Сл-кий шел впереди команды, сзади него трубач и один из рядовых.
Начался спуск, не было даже тропинки. Камни, большие и малые, были нагромождены в беспорядке; а в некоторых местах можно было поставить только одну ногу. Осторожно, опираясь плечом в отвесную стену слева и не смотря в пропасть глубиною саженей в тридцать, солдатики пробирались вперед; иногда из-под ног выскользал камешек, и вот, вот кажется смерть неминуема, но солдатик не терял равновесия и, отделавшись только испугом, продолжал медленно подвигаться вперед; маленький отряд растянулся длинной лентой. Положение охотников было таково, что два текинца, поместившиеся где-нибудь за камнями с бердановскими винтовками, могли их перебить совершенно свободно; к счастью для смельчаков, текинцев не было видно, и отряд понемногу подвигался вперед. Но вот Александр Иванович остановился, солдатики стали один за другим собираться, весь отряд тронулся и, прижавшись к скале, ожидал объяснения, что значит эта остановка.
- Не растягивайтесь очень, ребята, и не шумите, - вполголоса обратился командир охотников к солдатам, с напряженным вниманием слушавшим его, если невзначай по нас откроют пальбу, ложись, приседай кому как удобнее, а главное - на ветер патронов не выпускай! Ну, с Богом вперед! - И Александр Иванович снова пошел вперед, твердо и вместе с тем легко ступая по краю обрыва, слегка наклонившись в левую сторону; солдатики не отставали, обмениваясь между собой тихими фразами.
- Ну и дорога, неча сказать, - пробормотал молодой сапер-охотник, у которого из-под сдвинутой на затылок кепи крупными каплями катился пот, - и чего бы, кажись, не прислать сюды нашу роту расчистить эту чертову гору...
- Эка тоже сказал! - возразил идущий впереди апшеронец, не поворачивая головы в сторону говорившего. - Нешто можно кажинную горку расчищать! А кто бы стал на Бендессенском перевале работать, кабы вашу роту сюды послать?
Сапер, убежденный непреложностью суждений своего товарища, замолчал и только изредка усиленно сопел носом, когда непривычные к горной ходьбе ноги расползались и он рисковал полететь на дно обрыва.
Замыкал шествие вышеупомянутый барон Л-стерн, урядник Таманского казачьего полка.
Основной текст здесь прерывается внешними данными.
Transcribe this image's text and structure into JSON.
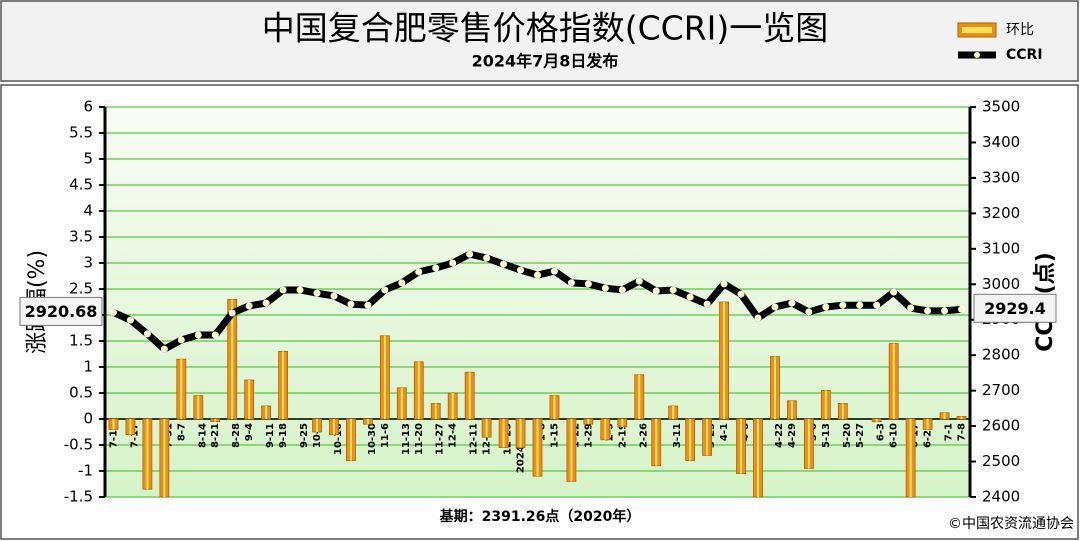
{
  "chart_data": {
    "type": "combo",
    "title": "中国复合肥零售价格指数(CCRI)一览图",
    "subtitle": "2024年7月8日发布",
    "y_label": "涨跌幅(%)",
    "y2_label": "CCRI(点)",
    "base_note": "基期：2391.26点（2020年）",
    "copyright": "©中国农资流通协会",
    "categories": [
      "7-10",
      "7-17",
      "7-24",
      "7-31",
      "8-7",
      "8-14",
      "8-21",
      "8-28",
      "9-4",
      "9-11",
      "9-18",
      "9-25",
      "10-9",
      "10-16",
      "10-23",
      "10-30",
      "11-6",
      "11-13",
      "11-20",
      "11-27",
      "12-4",
      "12-11",
      "12-18",
      "12-25",
      "2024-1-1",
      "1-8",
      "1-15",
      "1-22",
      "1-29",
      "2-5",
      "2-19",
      "2-26",
      "3-4",
      "3-11",
      "3-18",
      "3-25",
      "4-1",
      "4-8",
      "4-15",
      "4-22",
      "4-29",
      "5-6",
      "5-13",
      "5-20",
      "5-27",
      "6-3",
      "6-10",
      "6-17",
      "6-24",
      "7-1",
      "7-8"
    ],
    "series": [
      {
        "name": "环比",
        "type": "bar",
        "color": "#e8901e",
        "axis": "y",
        "values": [
          -0.2,
          -0.3,
          -1.35,
          -1.5,
          1.15,
          0.45,
          -0.05,
          2.3,
          0.75,
          0.25,
          1.3,
          0,
          -0.25,
          -0.3,
          -0.8,
          -0.1,
          1.6,
          0.6,
          1.1,
          0.3,
          0.5,
          0.9,
          -0.35,
          -0.55,
          -0.55,
          -1.1,
          0.45,
          -1.2,
          -0.1,
          -0.4,
          -0.15,
          0.85,
          -0.9,
          0.25,
          -0.8,
          -0.7,
          2.25,
          -1.05,
          -1.5,
          1.2,
          0.35,
          -0.95,
          0.55,
          0.3,
          0,
          -0.05,
          1.45,
          -1.5,
          -0.2,
          0.12,
          0.05
        ]
      },
      {
        "name": "CCRI",
        "type": "line",
        "color": "#000000",
        "axis": "y2",
        "values": [
          2920.68,
          2899,
          2860,
          2817,
          2843,
          2857,
          2857,
          2919,
          2939,
          2947,
          2984,
          2984,
          2975,
          2967,
          2944,
          2941,
          2984,
          3004,
          3035,
          3046,
          3060,
          3085,
          3074,
          3057,
          3040,
          3026,
          3037,
          3004,
          3001,
          2989,
          2984,
          3009,
          2981,
          2984,
          2964,
          2944,
          3001,
          2972,
          2905,
          2936,
          2947,
          2922,
          2936,
          2941,
          2941,
          2941,
          2978,
          2933,
          2925,
          2925,
          2929.4
        ]
      }
    ],
    "ylim": [
      -1.5,
      6
    ],
    "yticks": [
      -1.5,
      -1,
      -0.5,
      0,
      0.5,
      1,
      1.5,
      2,
      2.5,
      3,
      3.5,
      4,
      4.5,
      5,
      5.5,
      6
    ],
    "y2lim": [
      2400,
      3500
    ],
    "y2ticks": [
      2400,
      2500,
      2600,
      2700,
      2800,
      2900,
      3000,
      3100,
      3200,
      3300,
      3400,
      3500
    ],
    "grid": true,
    "grid_color": "#5fc24a",
    "legend": "upper right"
  }
}
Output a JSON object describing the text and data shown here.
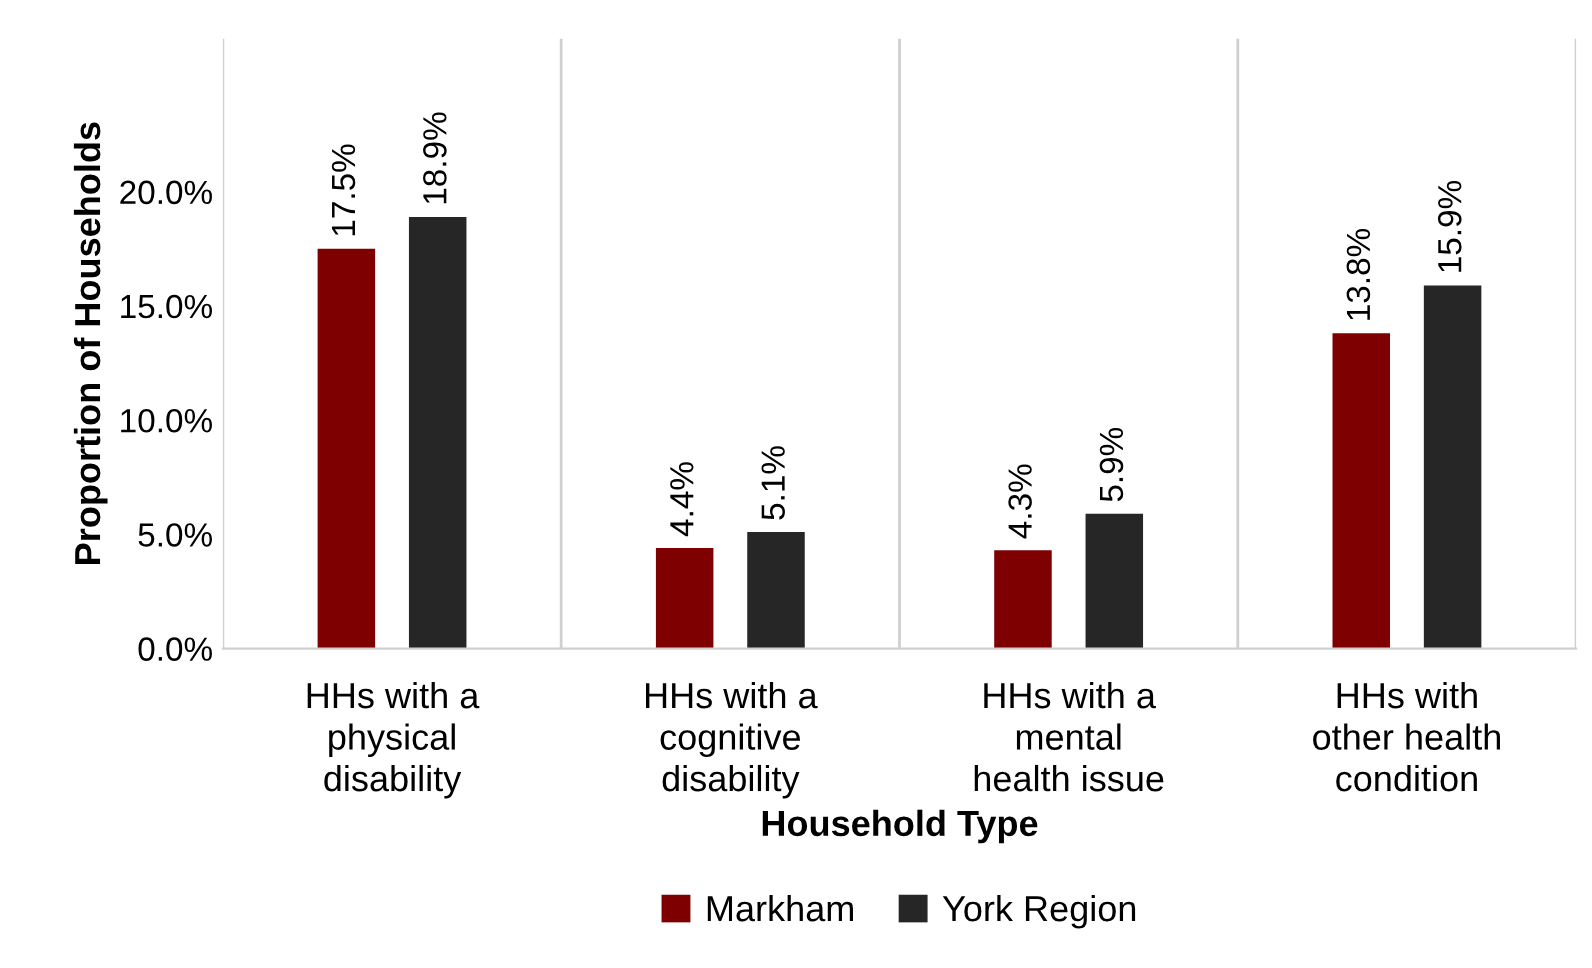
{
  "chart_data": {
    "type": "bar",
    "ylabel": "Proportion of Households",
    "xlabel": "Household Type",
    "categories": [
      "HHs with a\nphysical\ndisability",
      "HHs with a\ncognitive\ndisability",
      "HHs with a\nmental\nhealth issue",
      "HHs with\nother health\ncondition"
    ],
    "series": [
      {
        "name": "Markham",
        "color": "#7f0000",
        "values": [
          17.5,
          4.4,
          4.3,
          13.8
        ]
      },
      {
        "name": "York Region",
        "color": "#262626",
        "values": [
          18.9,
          5.1,
          5.9,
          15.9
        ]
      }
    ],
    "ylim": [
      0,
      26.7
    ],
    "yticks": [
      {
        "value": 0,
        "label": "0.0%"
      },
      {
        "value": 5,
        "label": "5.0%"
      },
      {
        "value": 10,
        "label": "10.0%"
      },
      {
        "value": 15,
        "label": "15.0%"
      },
      {
        "value": 20,
        "label": "20.0%"
      }
    ],
    "value_labels": [
      [
        "17.5%",
        "4.4%",
        "4.3%",
        "13.8%"
      ],
      [
        "18.9%",
        "5.1%",
        "5.9%",
        "15.9%"
      ]
    ],
    "grid": "x",
    "legend": "bottom"
  }
}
Он едва поспевал за отрядом, уморительно ковыляя. Его привыкшие к верховой езде ноги окончательно отказывались от горного похода; за ним шел его человек, латыш, сопровождавший его повсюду и служивший вьючной лошадью: он нес бурку барона, мешок с съестными припасами, смену белья для своего господина и всякого рода рухлядь. Этот современный Санчо Панса был действительно образцом слуг; навьюченный так безжалостно, он бодро шагал и перекидывался со своим барином по временам несколькими латышскими фразами, на которые барон отвечал угрюмым ворчанием; по временам из его уст вылетало восклицание вроде "доннерветтер!", и затем он снова с пыхтением торопился догнать шедших впереди солдат, от которых он отставал.
Личность барона настолько интересна, что я попытаюсь рассказать его историю читателю, не боясь, что он за чтением похождений этого ахал-текинского Дон-Кихота соскучится. Барон Л-стерн, немец jusqu' au bout des ongles; его фатерланд - Курляндия. Там находятся у него большие поместья, дающие ему около двадцати тысяч годового дохода. Воспитание барон, как прилично немцу, получил в одном из германских университетов; русский язык представляет для него камень преткновения, и прочесть письмо, написанное по-русски, будет для него труднее, чем разобрать какую-нибудь надпись иероглифами на древнем египетском обелиске. Понятия - самые феодальные; человеческим достоинством и чувствами обладают, по его мнению, только экземпляры немецкого происхождения, имеющие счастье ставить перед фамилией частичку "фон" или какой-нибудь титул.